Disasters and divine punishment
Are catastrophes God’s judgment on the sins of others? While such claims seem to be justified by stories of divine judgment the Bible teaches that not every calamity is God’s punishment. What would Jesus say about judging suffering? In Luke 13:1-9 Jesus answered religious people who made such claims about similar disasters. A political murder and a local construction disaster were not reasons for believing that the victims were any more sinful than the rest of us. Such self-righteous judgmentalism seemed to disgust Jesus who replied that we all need to repent or perish. As Ecclesiastes plainly teaches, time and chance happen to us all. Not every loss is punishment, just as not every gain is a reward. Even when punishment is due, rather than chastise immediately, Jesus showed God’s preference to give us a second chance to repent.
Wrong idea of God
Even Christians can get a wrong idea of God. We imagine a God who is out to get us, like that old George Jones and Tammy Wynett country song, “God’s gonna get’cha for that.
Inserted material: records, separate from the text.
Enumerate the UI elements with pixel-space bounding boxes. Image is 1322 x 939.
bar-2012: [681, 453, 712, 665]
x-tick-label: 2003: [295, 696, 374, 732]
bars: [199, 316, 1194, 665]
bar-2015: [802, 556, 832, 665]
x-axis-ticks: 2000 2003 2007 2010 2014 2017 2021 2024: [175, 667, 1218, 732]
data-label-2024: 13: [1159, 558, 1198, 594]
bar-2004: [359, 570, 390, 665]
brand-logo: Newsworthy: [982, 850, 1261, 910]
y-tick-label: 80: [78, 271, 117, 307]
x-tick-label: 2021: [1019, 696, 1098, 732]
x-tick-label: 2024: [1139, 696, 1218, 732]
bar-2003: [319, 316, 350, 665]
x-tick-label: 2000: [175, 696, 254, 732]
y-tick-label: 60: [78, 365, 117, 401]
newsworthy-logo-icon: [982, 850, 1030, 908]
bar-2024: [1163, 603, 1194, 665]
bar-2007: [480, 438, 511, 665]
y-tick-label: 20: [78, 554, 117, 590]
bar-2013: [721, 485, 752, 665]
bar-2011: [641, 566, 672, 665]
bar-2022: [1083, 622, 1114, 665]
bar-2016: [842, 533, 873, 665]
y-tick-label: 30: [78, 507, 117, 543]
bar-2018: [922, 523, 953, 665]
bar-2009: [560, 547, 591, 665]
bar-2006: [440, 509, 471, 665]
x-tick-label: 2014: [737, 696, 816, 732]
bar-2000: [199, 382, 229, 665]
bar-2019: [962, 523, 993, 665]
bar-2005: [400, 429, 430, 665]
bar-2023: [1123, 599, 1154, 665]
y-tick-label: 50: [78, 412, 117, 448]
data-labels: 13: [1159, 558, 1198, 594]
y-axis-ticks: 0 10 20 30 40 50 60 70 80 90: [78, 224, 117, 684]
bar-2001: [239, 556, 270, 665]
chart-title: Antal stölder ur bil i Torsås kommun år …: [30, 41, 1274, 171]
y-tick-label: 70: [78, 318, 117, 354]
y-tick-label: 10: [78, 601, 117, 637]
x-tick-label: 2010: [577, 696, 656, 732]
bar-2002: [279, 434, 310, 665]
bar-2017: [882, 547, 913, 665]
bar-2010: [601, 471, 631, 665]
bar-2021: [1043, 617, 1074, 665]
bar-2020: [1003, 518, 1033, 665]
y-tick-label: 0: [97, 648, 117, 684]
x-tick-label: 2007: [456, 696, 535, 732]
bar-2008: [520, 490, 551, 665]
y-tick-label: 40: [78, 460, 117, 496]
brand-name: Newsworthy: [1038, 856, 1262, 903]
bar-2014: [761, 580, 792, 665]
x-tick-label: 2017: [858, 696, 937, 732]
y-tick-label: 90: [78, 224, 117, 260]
Every wrong thing that you do, God’s gonna get’cha for that.” We imagine a harsh Father in heaven and a pleading Jesus trying to get us out of trouble. But the Bible says that God’s faithful love endures forever. That is the thrust of the argument in Luke 13:1-9 where Jesus answers the hypocrisy that exists in all of us when we point the accusing finger of blame. Human atrocity or simple accidents are not always God’s punishment. We have all sinned and face ultimate destruction in hell unless we repent. But, God has given us all extra time to repent. Let’s not waste it.
Mass murders by governments
Just about every human government that has ever existed has been responsible for mass murder. Is that God’s way of punishing evil? What about the mass murders committed by the Empire of Japan, the Soviet Union and Nazi Germany? Were those victims worse people than us? What about the bombing of Dresden, Hamburg, Hiroshima and Nagasaki? Were those women and children worse than us? What about the massacres of history? Were they God’s punishment? In Luke 13:1-9 Jesus described a massacre of worshipers by Pilate, who apparently killed them in the very act of worshiping God. Was their worship insincere? Was it tainted? Such judgmental questions annoy Jesus, because as he said, we will perish too unless we regret our wrongs. Human governments claim to judge between the right and wrong but their opinions do not constitute divine judgment.
Were the 1,500 people who died i the Titanic punished by God? What about the 4,000 victims of Chernobyl or the 20,000 killed in Bhopal? What about the 7 crew members who perished in the Challenger space shuttle disaster? Are accidents God’s way of punishing us? Jesus answered the question in the context of an apparent construction accident (Luke 13:1-9). 130 were killed in the 1944 East Ohio Gas Explosion and 114 were killed in the 1981 Kansas City Hyatt Regency walkway collapse. Were they worse sinners than we are? Just like the 18 who died in the Tower of Siloam collapse, they were probably no worse or better than you and me. Unless we all repent we too will perish. We love to judge the fate of others, but Jesus reminds us to judge ourselves.
Repent or perish
We are all guilty of preferring a lukewarm version of Christianity to repentance. It’s as if we sing from a different hymnal. #57 O for a dozen tongues to sing; #89 Joyful, joyful, we kinda like thee; #110 A comfy mattress is our God; #136 The Lord’s my shepherd, I’m nonchalant; #140 Late is thy faithfulness; #176 Gadgetry, worship our gadgetry; #191 Jesus loves me, status quo; #196 Come thou long neglected Jesus; #299 When I survey the profit and loss; #349 Turn your eyes to my thesis; #354 All to Jesus I’m the lender; #369 Just like insurance, Jesus is mine; #526 What an acquaintance we have in Jesus; #575 Onward kitchen soldiers. We feel safe because we attend church, but Jesus warned in Luke 13:1-9 that there’s more to it. Unless we repent we will all perish.
Rather than judge those who suffer let's look at ourselves and understand that we still have a chance to repent.